Goodluck Jonathan, Boko Haram est là? On vote, malgré tout!

Classé dans : Politique africaine — Obambé Mboundze GAKOSSO @ 11 h 45 min

Depuis combien de temps n’avais-je pas jeté un œil sur l’émission de la deuxième chaîne de TV française, France2 ?

Le pianotage sur ma télécommande, après une rude journée. Parfois la fatigue nous pousse à vouloir aérer l’esprit.

Boko

Et là, je tombe sur mon Envoyé Spécial. C’est une rediffusion d’une émission datant du 29 mai 2014 Le thème ? Boko Haram, cette chose qui arrive à terroriser deux territoires africains :

-          Le Cameroun, plus de 475.000 kilomètres carrés pour plus de 20.000.000 d’habitants, leader économique de la zone CEMAC ;

-          Le Nigeria, plus de 900.000 kilomètres carrés pour plus de 177.000.000 d’habitants. C’est le territoire le plus peuplé de Kama (le septième au monde).

Combien de fois ne nous a-t-on pas présenté l’armée nigeriane comme la plus puissante du continent ? La réalité est que ces dires ressemblent plus à des racontars qu’autre chose. Mis à part l’expérience biafraise, soldée par un succès à son profit, je ne me souviens pas d’un seul conflit, d’une seule guerre sur notre continent où les soldats nigerians se seraient illustrés de fort brillante manière en réalisant des faits d’armes dont on parlerait des décennies durant…
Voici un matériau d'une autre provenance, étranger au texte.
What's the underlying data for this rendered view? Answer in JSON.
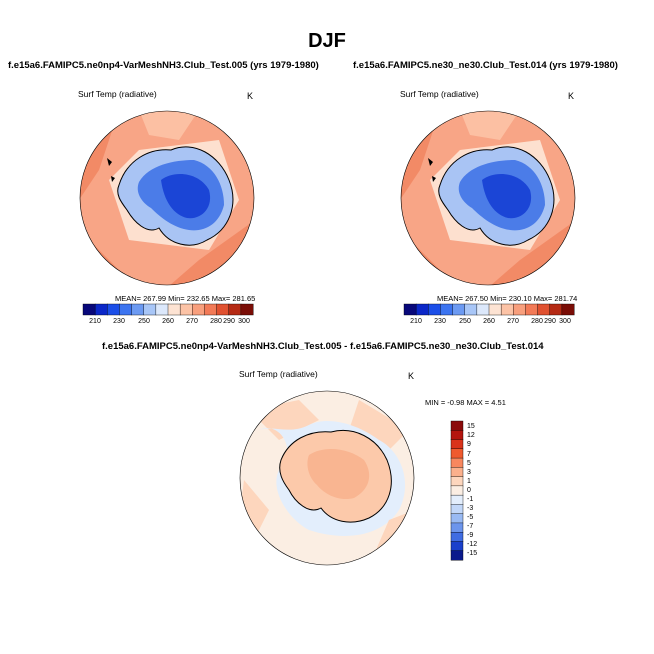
{
  "figure": {
    "title": "DJF"
  },
  "panels": [
    {
      "title": "f.e15a6.FAMIPC5.ne0np4-VarMeshNH3.Club_Test.005 (yrs 1979-1980)",
      "variable": "Surf Temp (radiative)",
      "units": "K",
      "stats": "MEAN= 267.99  Min= 232.65  Max= 281.65",
      "colorbar_ticks": [
        "210",
        "230",
        "250",
        "260",
        "270",
        "280",
        "290",
        "300"
      ]
    },
    {
      "title": "f.e15a6.FAMIPC5.ne30_ne30.Club_Test.014 (yrs 1979-1980)",
      "variable": "Surf Temp (radiative)",
      "units": "K",
      "stats": "MEAN= 267.50  Min= 230.10  Max= 281.74",
      "colorbar_ticks": [
        "210",
        "230",
        "250",
        "260",
        "270",
        "280",
        "290",
        "300"
      ]
    }
  ],
  "difference": {
    "title": "f.e15a6.FAMIPC5.ne0np4-VarMeshNH3.Club_Test.005 - f.e15a6.FAMIPC5.ne30_ne30.Club_Test.014",
    "variable": "Surf Temp (radiative)",
    "units": "K",
    "stats": "MIN = -0.98  MAX =   4.51",
    "colorbar_ticks": [
      "15",
      "12",
      "9",
      "7",
      "5",
      "3",
      "1",
      "0",
      "-1",
      "-3",
      "-5",
      "-7",
      "-9",
      "-12",
      "-15"
    ]
  },
  "colors": {
    "abs_scale": [
      "#08087a",
      "#0b27c8",
      "#1b4ee8",
      "#3c74f0",
      "#6c9af2",
      "#a8c6f7",
      "#dce8fb",
      "#fde3d3",
      "#fcc3a6",
      "#f89f7d",
      "#f27a57",
      "#e05130",
      "#b52a14",
      "#7a0d06"
    ],
    "diff_scale": [
      "#8b0a0a",
      "#b3150e",
      "#d9331a",
      "#ef5a2e",
      "#f8875e",
      "#fbb08c",
      "#fdd6bd",
      "#fbeee3",
      "#e3eefc",
      "#c2d7f8",
      "#99baf3",
      "#6c95ec",
      "#3f6ce2",
      "#1a40cb",
      "#0a1a8c"
    ]
  }
}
Les faits sont là, clairs et ne souffrent d’aucune contestation : depuis 2001, soit depuis 14 ans, Boko Haram fait tout ce qu’il veut ou presque. Il y a une immense zone, dans le Nord-est du Nigeria, qui regroupe plusieurs Etats, où ces bandits et criminels sévissent.

La première image concernant leur immense œuvre est un commissariat de police. Ou plutôt, un ancien commissariat de police. Ravagé, brûlé, détruit. Il ne reste que des murs. Plus de toit. Plus rien en fait. Sur les murs, on voit des traces de balles. Certaines sont perforantes. Les forces de l’ordre chargées de lutter contre Boko Haram, dans cette ville le disant sans ambages : les autres en face sont trop lourdement armés pour combattre. Les autres ont des lance-roquettes et eux juste des kalachnikovs…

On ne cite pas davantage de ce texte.